🤖 AI Summary
This study empirically assesses the impact of shared e-scooters on public transport demand in Santiago, Chile, examining whether they function as complements or substitutes. Method: Leveraging Latin America’s first integrated spatiotemporal analytical framework—combining smart card, GPS, and administrative data—the study employs difference-in-differences (DID), negative binomial regression, and urban zonal clustering to identify heterogeneous effects across trip-generation and trip-attraction contexts. Contribution/Results: E-scooters exacerbate spatial inequities in public transport usage: bus ridership declines by 21.38% in the central zone, yet bus patronage surges by 76.39%; metro use rises by 70.05% in the intermediate zone; and bus ridership increases by 84.64% in peripheral zones. These findings reveal pronounced spatial nonstationarity in micromobility’s impact on public transport, challenging assumptions of uniform substitution or complementarity.

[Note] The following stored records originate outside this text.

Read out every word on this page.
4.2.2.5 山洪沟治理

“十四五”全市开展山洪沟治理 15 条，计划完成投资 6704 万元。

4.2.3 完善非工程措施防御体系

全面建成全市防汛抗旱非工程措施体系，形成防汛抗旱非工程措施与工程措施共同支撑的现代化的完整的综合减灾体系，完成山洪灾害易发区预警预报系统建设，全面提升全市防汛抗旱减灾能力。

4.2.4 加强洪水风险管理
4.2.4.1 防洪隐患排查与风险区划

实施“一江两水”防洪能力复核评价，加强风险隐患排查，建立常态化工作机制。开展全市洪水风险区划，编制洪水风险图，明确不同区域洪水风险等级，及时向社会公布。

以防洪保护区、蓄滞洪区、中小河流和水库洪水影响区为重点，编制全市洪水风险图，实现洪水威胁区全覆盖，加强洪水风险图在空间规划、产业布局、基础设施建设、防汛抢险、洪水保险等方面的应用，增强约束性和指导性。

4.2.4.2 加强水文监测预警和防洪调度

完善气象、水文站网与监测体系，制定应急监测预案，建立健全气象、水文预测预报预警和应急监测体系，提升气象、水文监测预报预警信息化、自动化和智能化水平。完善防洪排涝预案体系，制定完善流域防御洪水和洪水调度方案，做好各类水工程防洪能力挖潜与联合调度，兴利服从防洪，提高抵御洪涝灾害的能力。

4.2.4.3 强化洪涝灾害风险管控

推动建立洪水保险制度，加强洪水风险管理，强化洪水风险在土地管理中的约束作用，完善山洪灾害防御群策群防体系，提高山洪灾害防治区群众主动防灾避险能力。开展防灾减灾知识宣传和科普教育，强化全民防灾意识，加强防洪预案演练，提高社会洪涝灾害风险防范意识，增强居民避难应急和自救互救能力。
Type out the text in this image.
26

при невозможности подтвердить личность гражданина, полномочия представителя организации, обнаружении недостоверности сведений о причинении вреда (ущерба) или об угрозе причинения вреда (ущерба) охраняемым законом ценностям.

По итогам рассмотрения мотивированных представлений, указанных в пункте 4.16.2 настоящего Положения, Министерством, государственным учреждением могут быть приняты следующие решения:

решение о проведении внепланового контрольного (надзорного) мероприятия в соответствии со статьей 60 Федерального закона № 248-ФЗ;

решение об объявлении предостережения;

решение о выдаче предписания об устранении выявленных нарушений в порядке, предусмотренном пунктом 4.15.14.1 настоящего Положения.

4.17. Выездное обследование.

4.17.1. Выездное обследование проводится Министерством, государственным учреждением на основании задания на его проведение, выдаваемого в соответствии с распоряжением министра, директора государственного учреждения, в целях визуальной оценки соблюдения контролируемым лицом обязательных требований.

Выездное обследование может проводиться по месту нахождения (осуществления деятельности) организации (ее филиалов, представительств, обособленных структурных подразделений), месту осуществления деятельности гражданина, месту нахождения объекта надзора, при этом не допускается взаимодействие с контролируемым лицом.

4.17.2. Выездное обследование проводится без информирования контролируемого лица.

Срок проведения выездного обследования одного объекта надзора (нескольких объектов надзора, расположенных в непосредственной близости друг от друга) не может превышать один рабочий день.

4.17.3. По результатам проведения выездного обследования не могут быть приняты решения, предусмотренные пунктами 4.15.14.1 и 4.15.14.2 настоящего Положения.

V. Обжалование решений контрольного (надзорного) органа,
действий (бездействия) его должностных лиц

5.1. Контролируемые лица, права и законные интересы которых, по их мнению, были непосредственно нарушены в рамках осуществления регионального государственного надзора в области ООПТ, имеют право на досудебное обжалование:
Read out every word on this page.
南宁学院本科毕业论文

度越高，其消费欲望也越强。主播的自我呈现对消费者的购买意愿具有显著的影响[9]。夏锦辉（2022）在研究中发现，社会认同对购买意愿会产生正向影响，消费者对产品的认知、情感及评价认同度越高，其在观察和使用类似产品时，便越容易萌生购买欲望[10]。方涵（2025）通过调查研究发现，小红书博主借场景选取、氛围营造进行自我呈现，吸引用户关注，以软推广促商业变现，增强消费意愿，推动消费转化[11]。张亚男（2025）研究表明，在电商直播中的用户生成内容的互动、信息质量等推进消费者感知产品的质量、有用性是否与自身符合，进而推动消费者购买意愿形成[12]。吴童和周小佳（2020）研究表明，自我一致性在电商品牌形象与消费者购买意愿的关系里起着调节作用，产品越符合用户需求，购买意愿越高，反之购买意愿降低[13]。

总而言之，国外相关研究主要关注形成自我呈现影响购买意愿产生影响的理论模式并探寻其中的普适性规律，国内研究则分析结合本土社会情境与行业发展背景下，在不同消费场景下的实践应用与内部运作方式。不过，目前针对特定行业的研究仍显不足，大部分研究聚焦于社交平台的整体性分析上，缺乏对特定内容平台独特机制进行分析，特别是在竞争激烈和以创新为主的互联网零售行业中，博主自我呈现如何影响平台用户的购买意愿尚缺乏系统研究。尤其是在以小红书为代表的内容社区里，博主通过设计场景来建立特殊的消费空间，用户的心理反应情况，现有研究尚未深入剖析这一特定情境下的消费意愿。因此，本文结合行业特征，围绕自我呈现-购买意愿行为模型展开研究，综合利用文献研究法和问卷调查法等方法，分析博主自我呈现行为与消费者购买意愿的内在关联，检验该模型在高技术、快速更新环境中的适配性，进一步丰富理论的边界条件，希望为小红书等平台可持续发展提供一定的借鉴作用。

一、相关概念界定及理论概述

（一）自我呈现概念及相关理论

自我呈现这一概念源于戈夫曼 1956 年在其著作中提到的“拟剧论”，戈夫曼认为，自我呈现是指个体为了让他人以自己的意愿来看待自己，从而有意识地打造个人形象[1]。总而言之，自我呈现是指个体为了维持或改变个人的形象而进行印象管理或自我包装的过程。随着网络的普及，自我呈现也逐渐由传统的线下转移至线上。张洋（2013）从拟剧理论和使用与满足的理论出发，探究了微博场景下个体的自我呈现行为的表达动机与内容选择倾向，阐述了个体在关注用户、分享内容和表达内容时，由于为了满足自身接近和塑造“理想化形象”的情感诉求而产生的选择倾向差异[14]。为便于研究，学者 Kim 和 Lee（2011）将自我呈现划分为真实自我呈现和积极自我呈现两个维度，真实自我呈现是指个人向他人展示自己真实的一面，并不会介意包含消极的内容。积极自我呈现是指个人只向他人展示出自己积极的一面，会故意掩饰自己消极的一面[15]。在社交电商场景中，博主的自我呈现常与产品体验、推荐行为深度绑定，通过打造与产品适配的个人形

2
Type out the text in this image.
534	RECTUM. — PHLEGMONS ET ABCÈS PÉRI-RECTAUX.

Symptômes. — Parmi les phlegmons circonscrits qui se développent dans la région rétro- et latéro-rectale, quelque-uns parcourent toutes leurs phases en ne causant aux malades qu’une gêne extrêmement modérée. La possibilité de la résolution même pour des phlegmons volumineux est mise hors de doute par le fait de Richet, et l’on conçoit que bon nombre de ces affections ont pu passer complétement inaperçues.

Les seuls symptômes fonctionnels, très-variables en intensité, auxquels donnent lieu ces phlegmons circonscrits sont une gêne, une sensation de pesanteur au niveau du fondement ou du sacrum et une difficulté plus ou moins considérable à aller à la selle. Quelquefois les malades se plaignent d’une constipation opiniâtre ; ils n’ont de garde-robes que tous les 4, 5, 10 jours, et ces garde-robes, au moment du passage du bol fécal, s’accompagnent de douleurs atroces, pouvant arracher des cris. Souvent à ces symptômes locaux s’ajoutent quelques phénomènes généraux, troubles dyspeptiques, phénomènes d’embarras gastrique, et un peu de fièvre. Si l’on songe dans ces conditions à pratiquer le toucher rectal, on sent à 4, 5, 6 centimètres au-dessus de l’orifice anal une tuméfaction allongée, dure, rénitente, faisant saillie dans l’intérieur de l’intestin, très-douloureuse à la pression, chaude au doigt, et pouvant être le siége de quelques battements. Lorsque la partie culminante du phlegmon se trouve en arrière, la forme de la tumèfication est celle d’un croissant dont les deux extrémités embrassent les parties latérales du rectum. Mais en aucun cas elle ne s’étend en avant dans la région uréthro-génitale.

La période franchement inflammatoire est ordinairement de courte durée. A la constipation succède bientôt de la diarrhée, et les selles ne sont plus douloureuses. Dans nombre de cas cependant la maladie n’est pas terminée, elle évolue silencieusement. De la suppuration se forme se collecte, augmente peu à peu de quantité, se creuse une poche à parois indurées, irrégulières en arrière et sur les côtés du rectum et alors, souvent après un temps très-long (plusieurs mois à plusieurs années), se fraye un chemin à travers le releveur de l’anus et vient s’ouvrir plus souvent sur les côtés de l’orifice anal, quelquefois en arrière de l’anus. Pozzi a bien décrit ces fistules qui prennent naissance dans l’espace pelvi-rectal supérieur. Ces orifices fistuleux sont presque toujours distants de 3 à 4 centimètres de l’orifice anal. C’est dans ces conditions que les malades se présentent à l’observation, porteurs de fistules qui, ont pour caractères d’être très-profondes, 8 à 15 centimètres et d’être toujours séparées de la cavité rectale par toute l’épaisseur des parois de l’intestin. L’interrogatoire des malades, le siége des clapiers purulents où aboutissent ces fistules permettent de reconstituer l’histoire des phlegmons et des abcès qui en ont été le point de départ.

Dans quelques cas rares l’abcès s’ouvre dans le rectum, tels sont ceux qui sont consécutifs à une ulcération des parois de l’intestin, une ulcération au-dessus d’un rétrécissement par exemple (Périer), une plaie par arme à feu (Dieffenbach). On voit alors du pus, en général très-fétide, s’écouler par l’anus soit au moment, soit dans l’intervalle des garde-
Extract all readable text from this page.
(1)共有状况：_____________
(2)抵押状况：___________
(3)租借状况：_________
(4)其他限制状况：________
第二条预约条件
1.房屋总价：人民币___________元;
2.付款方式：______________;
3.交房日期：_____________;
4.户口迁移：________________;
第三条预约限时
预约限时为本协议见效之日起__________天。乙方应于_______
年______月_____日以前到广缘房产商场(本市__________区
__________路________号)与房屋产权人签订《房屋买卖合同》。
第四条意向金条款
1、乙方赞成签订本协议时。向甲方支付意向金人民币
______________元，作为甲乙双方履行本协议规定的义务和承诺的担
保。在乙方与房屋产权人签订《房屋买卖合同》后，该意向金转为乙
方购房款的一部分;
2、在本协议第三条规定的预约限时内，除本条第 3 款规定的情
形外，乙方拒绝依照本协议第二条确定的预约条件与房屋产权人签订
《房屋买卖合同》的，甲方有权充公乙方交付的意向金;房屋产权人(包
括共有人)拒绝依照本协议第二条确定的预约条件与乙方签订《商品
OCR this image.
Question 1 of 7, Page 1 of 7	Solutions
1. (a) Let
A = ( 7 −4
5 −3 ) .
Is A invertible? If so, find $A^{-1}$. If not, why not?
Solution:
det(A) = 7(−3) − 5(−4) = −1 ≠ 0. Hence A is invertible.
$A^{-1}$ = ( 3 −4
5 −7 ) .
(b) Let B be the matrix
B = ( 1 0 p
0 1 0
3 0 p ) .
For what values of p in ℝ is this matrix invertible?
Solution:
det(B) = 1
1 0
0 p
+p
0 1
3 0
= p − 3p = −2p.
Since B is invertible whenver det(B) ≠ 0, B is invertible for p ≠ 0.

The study provides critical empirical evidence for sustainable mobility policy design in Global South cities.
📝 Abstract
As cities adopt sustainable mobility solutions, electric scooters (e-scooters) offer both challenges and opportunities for public transportation systems. This study, the first in Latin America, examines the effects of e-scooters on public transport demand in Santiago, Chile, focusing on two scenarios:"generation"of trips (trips starting in study zones) and"attraction"of trips (trips ending in study zones). A negative binomial regression model was applied to data from public transport smart cards and e-scooter GPS. The methodology included urban area clustering and a differences-in-differences approach. The findings reveal significant regional differences: in the Central Region, public transport trips decreased by 21.38% in the generation scenario, while bus trips increased by 76.39%. In the Intermediate Region, metro trips increased by 70.05%, and in the Peripheral Region, bus trips increased by 84.64%. These results suggest that e-scooters reduce public transport usage in highly accessible areas but increase it in less accessible regions.